Though cut off from the academic world, Hesse read widely and was active in literary circles. He remained in the bookselling business until 1904, when he became a free-lance writer, collaborated on various journals, and brought out his first novel, Peter Camenzind (Eng. trans., 1961), about a failed and dissipated writer. The inward and outward search of the artist is further explored in Gertrud (1910; Eng. trans., 1915), Rosshalde (1914; Eng. trans., 1970), and the short story “Knulp” (1915; Eng. trans., 1971). A visit to India in these years was later reflected in Siddharta (1922; Eng. trans., 1951), a lyric novel based on the early life of Buddha.
During World War I, Hesse lived in neutral Switzerland, wrote denunciations of militarism and nationalism, and edited a journal for German war prisoners and internees. He became a permanent resident of Switzerland in 1919 and a citizen in 1923, settling in the little town of Montagnola.
The shock of a war-dismantled Europe, the lingering sickness of his youngest son (a theme in Rosshalde) and of his first wife, the death of his father, and his own torments led him to a sanatorium near Lucerne and to 72 psychoanalytic sessions with Dr.

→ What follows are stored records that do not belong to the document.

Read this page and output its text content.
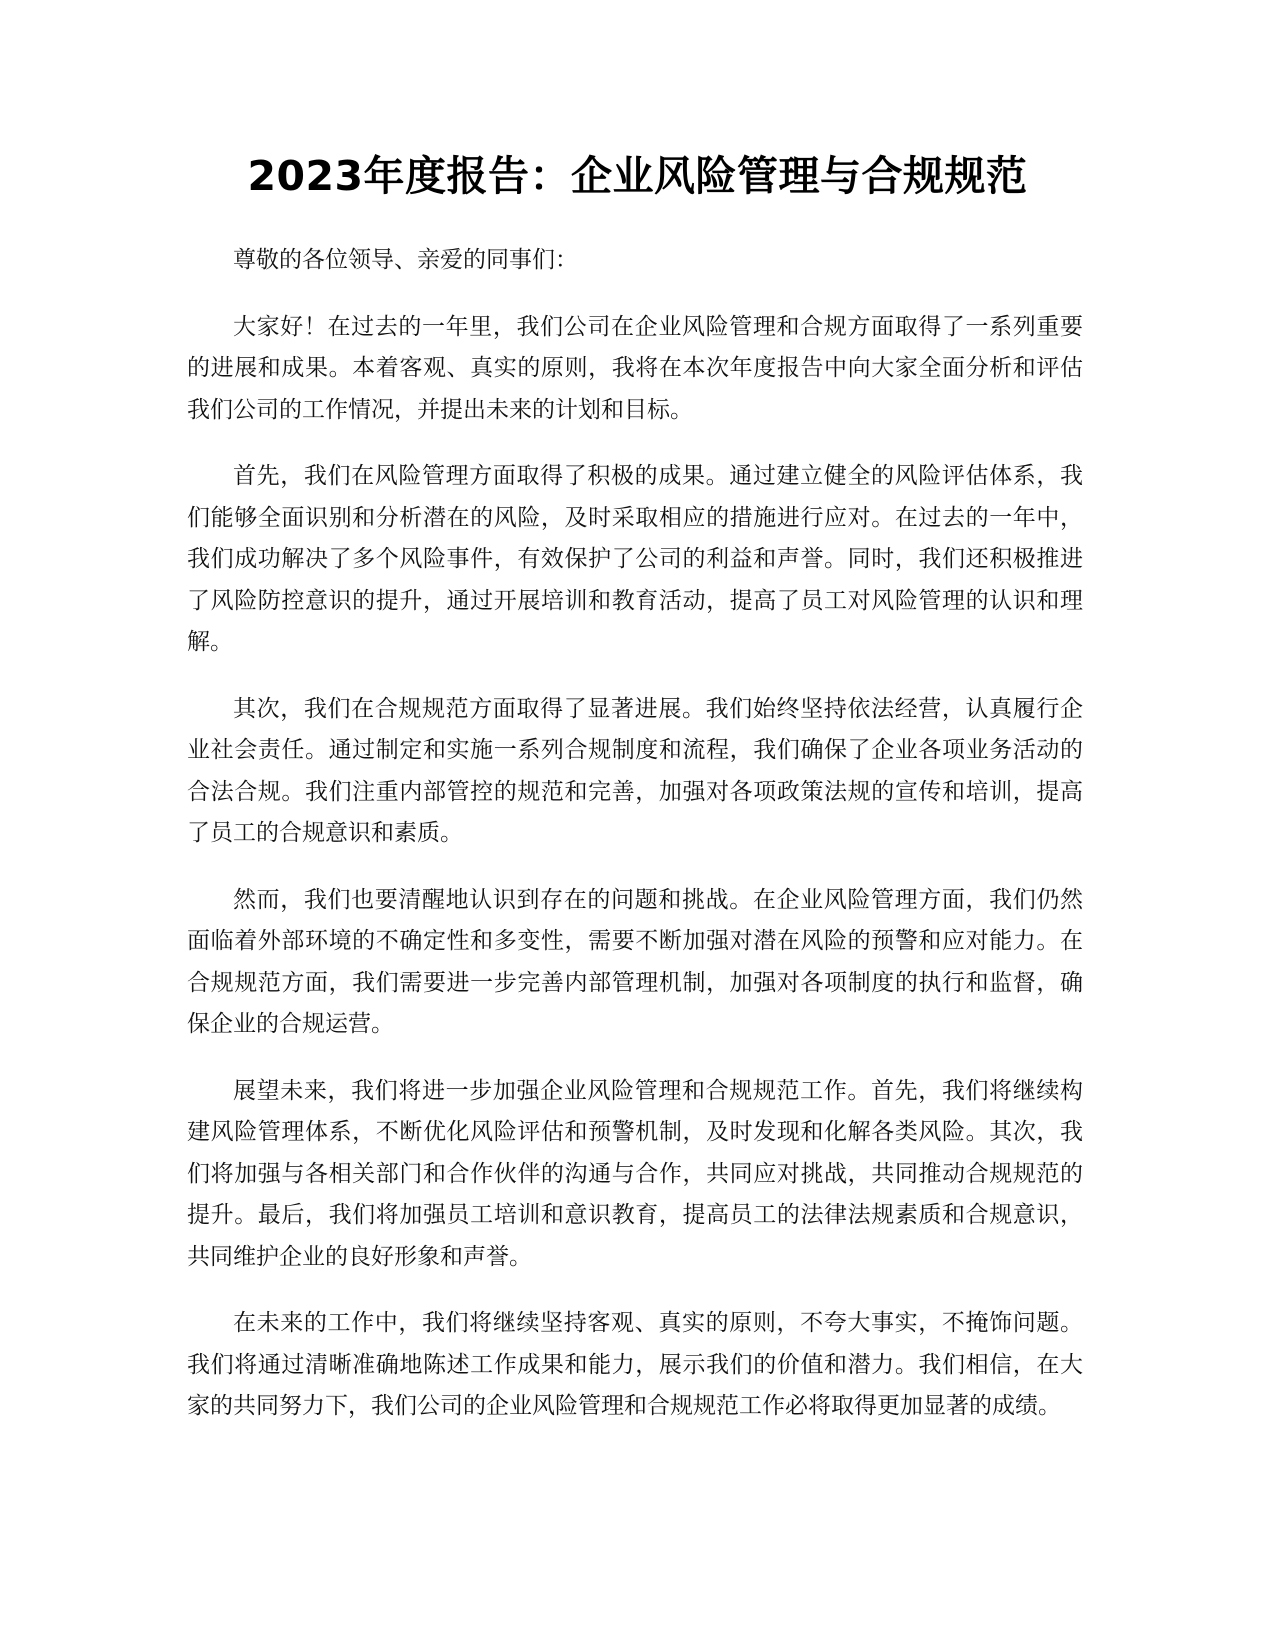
2023年度报告：企业风险管理与合规规范

尊敬的各位领导、亲爱的同事们：

大家好！在过去的一年里，我们公司在企业风险管理和合规方面取得了一系列重要的进展和成果。本着客观、真实的原则，我将在本次年度报告中向大家全面分析和评估我们公司的工作情况，并提出未来的计划和目标。

首先，我们在风险管理方面取得了积极的成果。通过建立健全的风险评估体系，我们能够全面识别和分析潜在的风险，及时采取相应的措施进行应对。在过去的一年中，我们成功解决了多个风险事件，有效保护了公司的利益和声誉。同时，我们还积极推进了风险防控意识的提升，通过开展培训和教育活动，提高了员工对风险管理的认识和理解。

其次，我们在合规规范方面取得了显著进展。我们始终坚持依法经营，认真履行企业社会责任。通过制定和实施一系列合规制度和流程，我们确保了企业各项业务活动的合法合规。我们注重内部管控的规范和完善，加强对各项政策法规的宣传和培训，提高了员工的合规意识和素质。

然而，我们也要清醒地认识到存在的问题和挑战。在企业风险管理方面，我们仍然面临着外部环境的不确定性和多变性，需要不断加强对潜在风险的预警和应对能力。在合规规范方面，我们需要进一步完善内部管理机制，加强对各项制度的执行和监督，确保企业的合规运营。

展望未来，我们将进一步加强企业风险管理和合规规范工作。首先，我们将继续构建风险管理体系，不断优化风险评估和预警机制，及时发现和化解各类风险。其次，我们将加强与各相关部门和合作伙伴的沟通与合作，共同应对挑战，共同推动合规规范的提升。最后，我们将加强员工培训和意识教育，提高员工的法律法规素质和合规意识，共同维护企业的良好形象和声誉。

在未来的工作中，我们将继续坚持客观、真实的原则，不夸大事实，不掩饰问题。我们将通过清晰准确地陈述工作成果和能力，展示我们的价值和潜力。我们相信，在大家的共同努力下，我们公司的企业风险管理和合规规范工作必将取得更加显著的成绩。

J.B. Lang, a disciple of Jung, whom he also came to know. The influence of analysis appears in Demian (1919; Eng. trans., 1923), in which the self-assured Demian, who exists partly in dreams, is the alter ego of the troubled young Sinclair. This novel had pervasive impact on a troubled Germany and made its author famous throughout Europe. With it, his “biographies of the soul” began to deepen in meaning and nuance. Interest in Jung’s concern with introversion and extroversion, the collective unconscious, idealism, and symbols is ever apparent; the duality of man’s nature is a preoccupation of Hesse throughout his work. In Der Steppenwolf (1927; Eng. trans., 1929), one of his most inventive novels, the conflict is between bourgeois acceptance and instinctive rebelliousness. In Narziss und Goldmund (1930; Eng. trans., Death and the Lover, 1932), an intellectual ascetic, content with established faith, is contrasted with an artistic sensualist pursuing his own form of salvation. Die Morgenlandfahrt (1932; Eng. trans., Journey to the East, 1956) is a story of pilgrimage and myth, themes dear to the Jung canon. In Hesse’s last and longest novel, Das Glasperlenspiel (1943; Eng. trans., Magister Ludi, 1949), which prompted the Nobel award, duality is again explored; Josef Knecht masters the “bead game” of reason but ventures forth in search of an active humanism. Some of Hesse’s pensive poems, which he wrote until the last week of his life, appear in this novel. More information about Hesse can be found in G.W. Field’s Hermann Hesse (1970), J. Mileck’s Hermann Hesse and His Critics (1958), and M. Serrano’s C.G. Jung and Herman Hesse: A Record of Two Friendships (1966).

(born. July 2, 1877, Calw, Wtirttemberg, Ger.—d. Aug. 9, 1962, Montagnola, Switz.)